Margaret Thatcher’s home town STILL hasn’t put up statue in her honour… eight years on from her death
- Margaret Thatcher would have been 96 today but plinth for statue planned in her home town of Grantham remains empty
- Comes two years after £300,000 monument by Douglas Jennings was approved by planners
- Split opinion means official unveiling date is yet to be revealed
Today would have marked Margaret Thatcher’s 96th birthday.
But devotees cannot pay their respects at a statue in her home town of Grantham – because the 10ft plinth meant to display it remains empty.
It comes more than two years after planners approved the figure, pictured.

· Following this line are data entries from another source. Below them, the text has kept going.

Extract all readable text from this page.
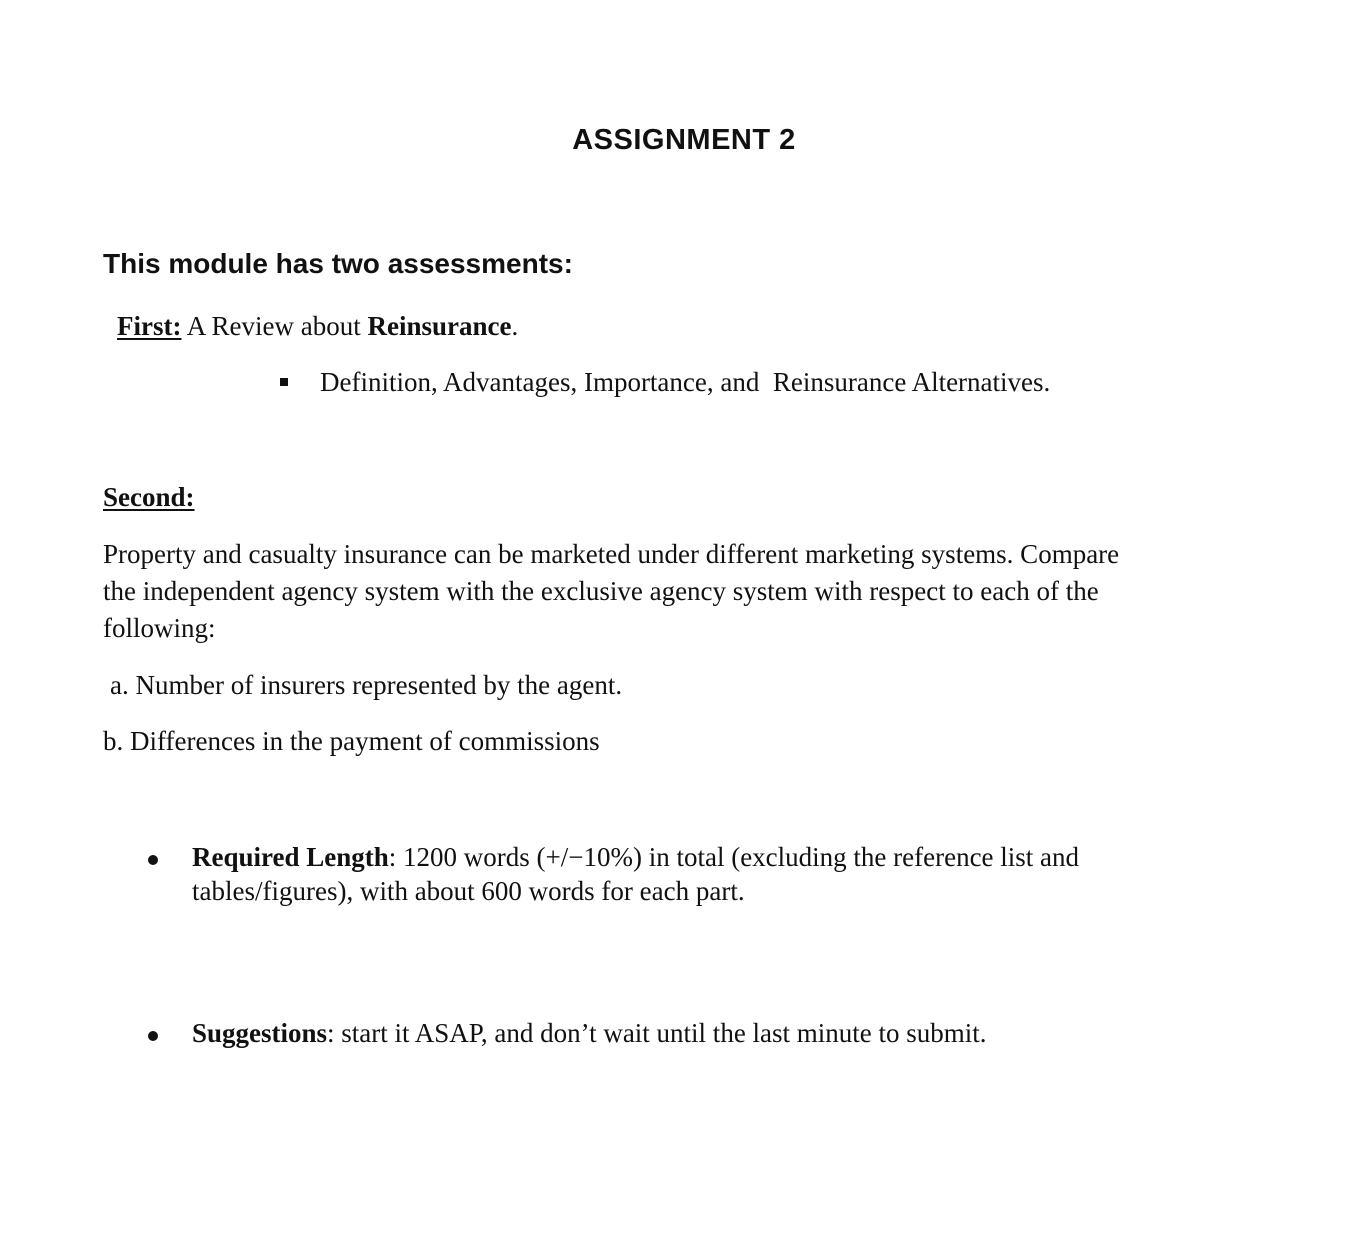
ASSIGNMENT 2
This module has two assessments:
First: A Review about Reinsurance.
Definition, Advantages, Importance, and  Reinsurance Alternatives.
Second:
Property and casualty insurance can be marketed under different marketing systems. Compare
the independent agency system with the exclusive agency system with respect to each of the
following:
a. Number of insurers represented by the agent.
b. Differences in the payment of commissions
Required Length: 1200 words (+/−10%) in total (excluding the reference list and
tables/figures), with about 600 words for each part.
Suggestions: start it ASAP, and don’t wait until the last minute to submit.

Margaret Thatcher would have been 96 today but her statue has yet to be unveiled in Grantham
The Lincolnshire town agreed to honour its most famous daughter with the £300,000 bronze work by Douglas Jennings in 2019, after Westminster councillors vetoed plans to stand it in Parliament Square.
But such is the split in opinion over the Iron Lady’s legacy – even in the town where she lived in a flat above her father’s grocery shop – that an official unveiling date is yet to be revealed. The former Tory PM died in 2013.

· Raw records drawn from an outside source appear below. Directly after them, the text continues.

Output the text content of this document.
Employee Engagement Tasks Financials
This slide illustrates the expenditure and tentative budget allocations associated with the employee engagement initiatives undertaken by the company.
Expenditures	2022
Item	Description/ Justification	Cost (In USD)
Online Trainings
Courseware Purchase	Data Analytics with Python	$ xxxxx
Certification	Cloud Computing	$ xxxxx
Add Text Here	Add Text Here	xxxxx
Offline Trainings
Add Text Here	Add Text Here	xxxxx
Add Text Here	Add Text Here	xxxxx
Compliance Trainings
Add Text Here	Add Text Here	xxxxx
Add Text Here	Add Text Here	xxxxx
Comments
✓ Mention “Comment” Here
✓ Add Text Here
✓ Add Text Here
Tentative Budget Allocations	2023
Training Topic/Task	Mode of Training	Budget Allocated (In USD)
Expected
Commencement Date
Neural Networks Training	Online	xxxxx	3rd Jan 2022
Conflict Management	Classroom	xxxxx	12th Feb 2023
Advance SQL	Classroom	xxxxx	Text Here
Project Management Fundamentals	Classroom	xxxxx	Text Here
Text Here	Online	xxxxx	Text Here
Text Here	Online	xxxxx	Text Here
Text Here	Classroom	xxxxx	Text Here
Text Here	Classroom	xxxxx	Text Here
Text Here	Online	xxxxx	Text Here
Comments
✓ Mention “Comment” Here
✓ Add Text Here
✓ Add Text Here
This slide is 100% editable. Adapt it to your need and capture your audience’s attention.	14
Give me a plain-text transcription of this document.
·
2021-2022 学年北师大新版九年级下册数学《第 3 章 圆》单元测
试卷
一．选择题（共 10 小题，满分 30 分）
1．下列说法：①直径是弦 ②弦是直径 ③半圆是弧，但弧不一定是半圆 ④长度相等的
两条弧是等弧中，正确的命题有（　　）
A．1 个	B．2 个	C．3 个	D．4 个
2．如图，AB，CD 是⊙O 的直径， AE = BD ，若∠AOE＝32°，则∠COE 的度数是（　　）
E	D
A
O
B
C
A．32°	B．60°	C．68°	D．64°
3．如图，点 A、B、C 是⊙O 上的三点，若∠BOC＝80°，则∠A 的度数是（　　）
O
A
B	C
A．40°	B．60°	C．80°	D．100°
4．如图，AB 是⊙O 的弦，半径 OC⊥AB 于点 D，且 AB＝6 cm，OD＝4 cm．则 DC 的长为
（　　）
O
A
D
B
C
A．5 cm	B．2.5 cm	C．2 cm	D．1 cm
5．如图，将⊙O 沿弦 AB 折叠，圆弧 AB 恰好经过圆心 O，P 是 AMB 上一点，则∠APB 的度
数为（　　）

And some Grantham residents are now wondering if it would be better for the plinth to be left empty.
Factory manager, Duncan Attwood, 48, said: ‘The plinth has been empty for so long now, with fencing all around it, that I think people are beginning to wonder if the statue will ever go up at all.
‘If it is going to cost lots of money to protect the statue then it might not be worth putting up in such a public spot.
‘They won’t be able to protect it night and day.’
Mrs Thatcher was born on October 13 1925 and spent her childhood in the Lincolnshire market town before heading off to Somerville College, Oxford, at the age of 18 to study chemistry.
The argument about how or even whether Mrs Thatcher, who died aged 87 died in April 2013 after suffering a stroke, should be recognised in Grantham has raised for nearly two decades.
Mrs Thatcher was born on October 13 1925 and spent her childhood in the Lincolnshire market town before heading off to Somerville College, Oxford, at the age of 18 to study chemistry. The argument about how or even whether Mrs Thatcher, who died aged 87 died in April 2013 after suffering a stroke, should be recognised in Grantham has raised for nearly two decades
Ian Selby, a former town mayor, has previously called for a referendum to finally decide if the town really wanted the statue – with an unveiling expected to attract angry demonstrations.
Local officials also fear the statue will become a continual rallying point for protests and could possibly even be targeted for damage or removal attempts, as was seen when a crowd tore down a statue to Bristol slave trader Edward Colston.
The fears led to a 10ft high plinth being erected to display the £300,000 sculpture by Douglas Jennings, on the advice of Lincolnshire Police.
Despite the potential for damage – it was initially hoped the long awaited Thatcher statue would be unveiled by a ‘big’ Tory name in the Autumn of last year – but those plans were seemingly scuppered by the pandemic.